Puis, nerveusement, comme si une impulsion intérieure le contraignît à déclarer ce qui était, en réalité, la grande inquiétude de sa vie:

—Eh bien! dit-il, j'ai bien peur d'avoir usé mon bonheur intime à faire vivre tant de gens!

—Votre bonheur?

C'était le même mot, prononcé tout à l'heure par la femme, qui se retrouvait sur les lèvres du mari. Le bonheur! Mot éternel de l'humanité éprise de ce rêve, cri d'angoisse de tous les êtres, appel désespéré vers la terre promise, la terre inconnue.... Le bonheur!

—Oui, fit Norton, je ne suis pas heureux, et cela tout simplement parce que Sylvia n'est pas heureuse.

Solis sentit à ce nom de la jeune femme, nerveusement prononcé par le mari, une sorte d'angoisse brutale le prendre à la gorge, tout à coup, comme une angine.

Il eût voulu que la conversation en restât là, éprouvant subitement une certaine gêne. Ce tête à tête subit prenait un caractère inattendu de solennité qui troublait le jeune homme jusqu'à l'irriter.
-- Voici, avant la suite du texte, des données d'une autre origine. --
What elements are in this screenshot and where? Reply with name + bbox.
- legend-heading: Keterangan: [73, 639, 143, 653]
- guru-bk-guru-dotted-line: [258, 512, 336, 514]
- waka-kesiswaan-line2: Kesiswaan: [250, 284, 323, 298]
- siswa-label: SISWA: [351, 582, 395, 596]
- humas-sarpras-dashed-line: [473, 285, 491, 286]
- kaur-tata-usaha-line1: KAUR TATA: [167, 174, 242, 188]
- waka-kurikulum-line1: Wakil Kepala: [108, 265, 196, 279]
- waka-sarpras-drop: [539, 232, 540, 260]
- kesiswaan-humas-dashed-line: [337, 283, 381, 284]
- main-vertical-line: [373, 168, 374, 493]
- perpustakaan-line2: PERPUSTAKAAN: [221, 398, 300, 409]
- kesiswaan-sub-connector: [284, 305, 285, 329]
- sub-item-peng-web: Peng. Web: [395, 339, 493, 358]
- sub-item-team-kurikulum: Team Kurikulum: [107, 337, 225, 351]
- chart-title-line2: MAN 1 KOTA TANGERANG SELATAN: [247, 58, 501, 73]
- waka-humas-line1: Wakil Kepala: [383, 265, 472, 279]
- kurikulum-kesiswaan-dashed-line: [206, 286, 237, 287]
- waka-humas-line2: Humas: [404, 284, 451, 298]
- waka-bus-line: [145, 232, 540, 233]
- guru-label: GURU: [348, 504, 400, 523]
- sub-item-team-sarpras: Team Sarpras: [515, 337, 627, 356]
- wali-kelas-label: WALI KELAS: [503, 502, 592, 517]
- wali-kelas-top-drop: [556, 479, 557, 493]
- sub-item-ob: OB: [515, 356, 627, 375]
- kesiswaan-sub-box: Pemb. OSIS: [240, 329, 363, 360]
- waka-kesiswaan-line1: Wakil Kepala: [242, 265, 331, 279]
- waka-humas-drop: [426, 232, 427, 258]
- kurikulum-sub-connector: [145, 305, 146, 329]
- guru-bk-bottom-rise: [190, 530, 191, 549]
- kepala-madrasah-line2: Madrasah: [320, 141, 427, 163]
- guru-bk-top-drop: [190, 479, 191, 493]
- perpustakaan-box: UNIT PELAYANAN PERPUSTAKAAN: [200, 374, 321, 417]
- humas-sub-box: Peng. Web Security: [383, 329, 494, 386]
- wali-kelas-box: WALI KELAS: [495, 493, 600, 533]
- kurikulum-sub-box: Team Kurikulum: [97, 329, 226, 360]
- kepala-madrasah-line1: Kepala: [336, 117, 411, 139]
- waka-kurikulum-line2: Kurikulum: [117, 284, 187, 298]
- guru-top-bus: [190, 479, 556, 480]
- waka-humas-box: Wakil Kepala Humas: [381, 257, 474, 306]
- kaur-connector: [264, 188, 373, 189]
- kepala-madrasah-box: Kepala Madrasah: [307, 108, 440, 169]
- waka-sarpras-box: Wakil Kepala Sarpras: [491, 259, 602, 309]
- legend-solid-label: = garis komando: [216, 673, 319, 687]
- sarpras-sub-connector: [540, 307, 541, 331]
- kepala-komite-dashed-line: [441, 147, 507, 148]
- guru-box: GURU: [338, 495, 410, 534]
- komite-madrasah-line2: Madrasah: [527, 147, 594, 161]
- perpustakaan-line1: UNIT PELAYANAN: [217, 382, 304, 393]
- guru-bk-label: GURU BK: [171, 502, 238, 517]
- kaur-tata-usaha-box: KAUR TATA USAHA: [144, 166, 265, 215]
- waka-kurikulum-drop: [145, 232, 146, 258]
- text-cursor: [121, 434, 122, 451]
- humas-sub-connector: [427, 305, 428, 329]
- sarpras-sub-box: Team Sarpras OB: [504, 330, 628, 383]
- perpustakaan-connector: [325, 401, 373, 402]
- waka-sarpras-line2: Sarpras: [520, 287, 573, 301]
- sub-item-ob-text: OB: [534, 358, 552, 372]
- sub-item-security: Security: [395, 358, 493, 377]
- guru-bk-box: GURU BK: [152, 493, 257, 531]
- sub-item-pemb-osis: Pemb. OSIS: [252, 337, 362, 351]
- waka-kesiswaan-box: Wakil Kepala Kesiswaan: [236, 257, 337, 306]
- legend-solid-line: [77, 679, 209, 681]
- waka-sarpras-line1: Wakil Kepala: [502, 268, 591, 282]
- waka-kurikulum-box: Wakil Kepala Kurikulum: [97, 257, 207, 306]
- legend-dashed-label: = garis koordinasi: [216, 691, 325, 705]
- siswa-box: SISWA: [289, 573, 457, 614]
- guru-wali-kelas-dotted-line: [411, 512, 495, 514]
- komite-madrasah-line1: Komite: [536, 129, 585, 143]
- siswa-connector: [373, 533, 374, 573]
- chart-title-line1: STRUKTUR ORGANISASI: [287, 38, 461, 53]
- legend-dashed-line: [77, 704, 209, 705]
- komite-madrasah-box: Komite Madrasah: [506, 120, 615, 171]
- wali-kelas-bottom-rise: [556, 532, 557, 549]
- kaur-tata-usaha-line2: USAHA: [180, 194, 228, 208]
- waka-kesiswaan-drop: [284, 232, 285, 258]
—Comment Mme Norton ne serait-elle pas heureuse? dit-il d'un ton bizarre, pour couper court à un silence presque gênant, car maintenant Norton songeait, muet, regardant, sans les voir, l'horizon et la mer, au loin. Elle a tout pour être parfaitement heureuse. Ce sont des idées que vous vous faites là!... Vous l'aimez....

—De toute mon âme!

—Elle vous aime, dit Georges un peu plus bas.